Once Ananias traveled to Damascus and caught up with Saul of Tarsus, he said to him—and carefully note his words:
“Brother Saul, the Lord Jesus, who appeared to you on the road by which you were coming, has sent me so that you may regain your sight and be filled with the Holy Spirit” (9:17b-18).
The Lord who spoke to Ananias was none other than the Lord Jesus; it was his name that the believers called upon and how they were identified as Christians. (Keep in mind that the word Jehovah nowhere appears in any of the 5,500 extant manuscripts of the Greek New Testament.)
The Apostle Peter also made it clear that the name of the Lord Jesus is the only name for salvation.
“There is salvation in no one else; for there is no other name under heaven that has been given among men by which we must be saved” (Acts 4:12).

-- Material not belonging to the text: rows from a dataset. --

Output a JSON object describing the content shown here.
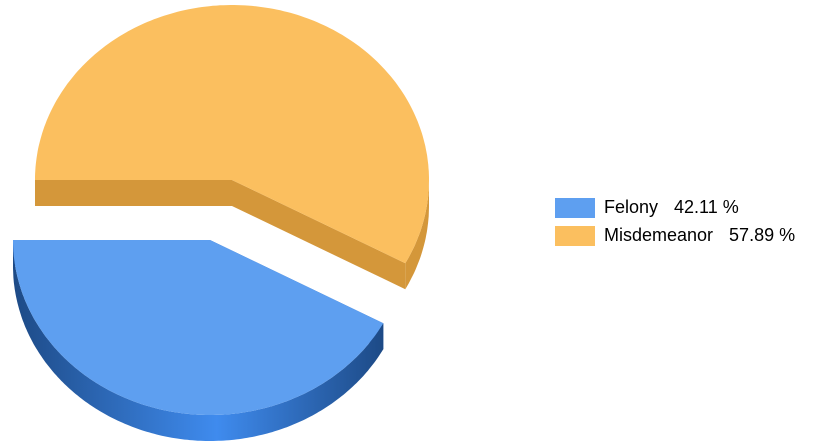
{
  "chart_data": {
    "type": "pie",
    "categories": [
      "Felony",
      "Misdemeanor"
    ],
    "values": [
      42.11,
      57.89
    ],
    "value_labels": [
      "42.11 %",
      "57.89 %"
    ],
    "colors": [
      "#5e9ff0",
      "#fbbf5f"
    ],
    "side_colors": [
      "#2d69bd",
      "#d4973a"
    ]
  }
}
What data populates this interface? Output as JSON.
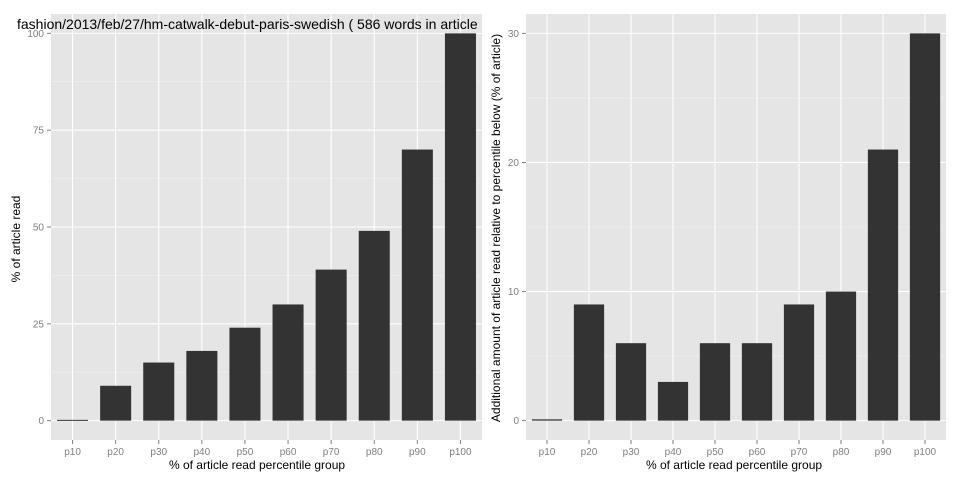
{
  "chart_data": [
    {
      "type": "bar",
      "title": "fashion/2013/feb/27/hm-catwalk-debut-paris-swedish ( 586 words in article )",
      "xlabel": "% of article read percentile group",
      "ylabel": "% of article read",
      "categories": [
        "p10",
        "p20",
        "p30",
        "p40",
        "p50",
        "p60",
        "p70",
        "p80",
        "p90",
        "p100"
      ],
      "values": [
        0.2,
        9,
        15,
        18,
        24,
        30,
        39,
        49,
        70,
        100
      ],
      "ylim": [
        -5,
        105
      ],
      "yticks": [
        0,
        25,
        50,
        75,
        100
      ],
      "grid": true,
      "bar_color": "#333333",
      "panel_color": "#e5e5e5"
    },
    {
      "type": "bar",
      "title": "",
      "xlabel": "% of article read percentile group",
      "ylabel": "Additional amount of article read relative to percentile below (% of article)",
      "categories": [
        "p10",
        "p20",
        "p30",
        "p40",
        "p50",
        "p60",
        "p70",
        "p80",
        "p90",
        "p100"
      ],
      "values": [
        0.1,
        9,
        6,
        3,
        6,
        6,
        9,
        10,
        21,
        30
      ],
      "ylim": [
        -1.5,
        31.5
      ],
      "yticks": [
        0,
        10,
        20,
        30
      ],
      "grid": true,
      "bar_color": "#333333",
      "panel_color": "#e5e5e5"
    }
  ]
}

If the name of the Lord Jesus is the only name by which we are saved, Romans 10:13 must be talking about Him because it speaks of salvation and the name of the Lord. The Jehovah’s Witnesses’ own version of the Bible refers to that person as Jehovah. “For ‘everyone who calls on the name of Jehovah will be saved.’” Notice also what Paul wrote to the Colossian Christians, “Whatever you do in word or deed, do all in the name of the Lord Jesus, giving thanks through Him to God the Father” (Col. 3:17).
If the early church called upon the name of the Lord Jesus for salvation, than the Jehovah’s Witnesses are not practicing what the early church practiced, nor are they teaching what the Bible teaches.
The name that is to dominate a Christian’s life and conduct is the name of the Lord Jesus.
The Jehovah’s Witnesses revolve around a completely different name that doesn’t appear in the New Testament.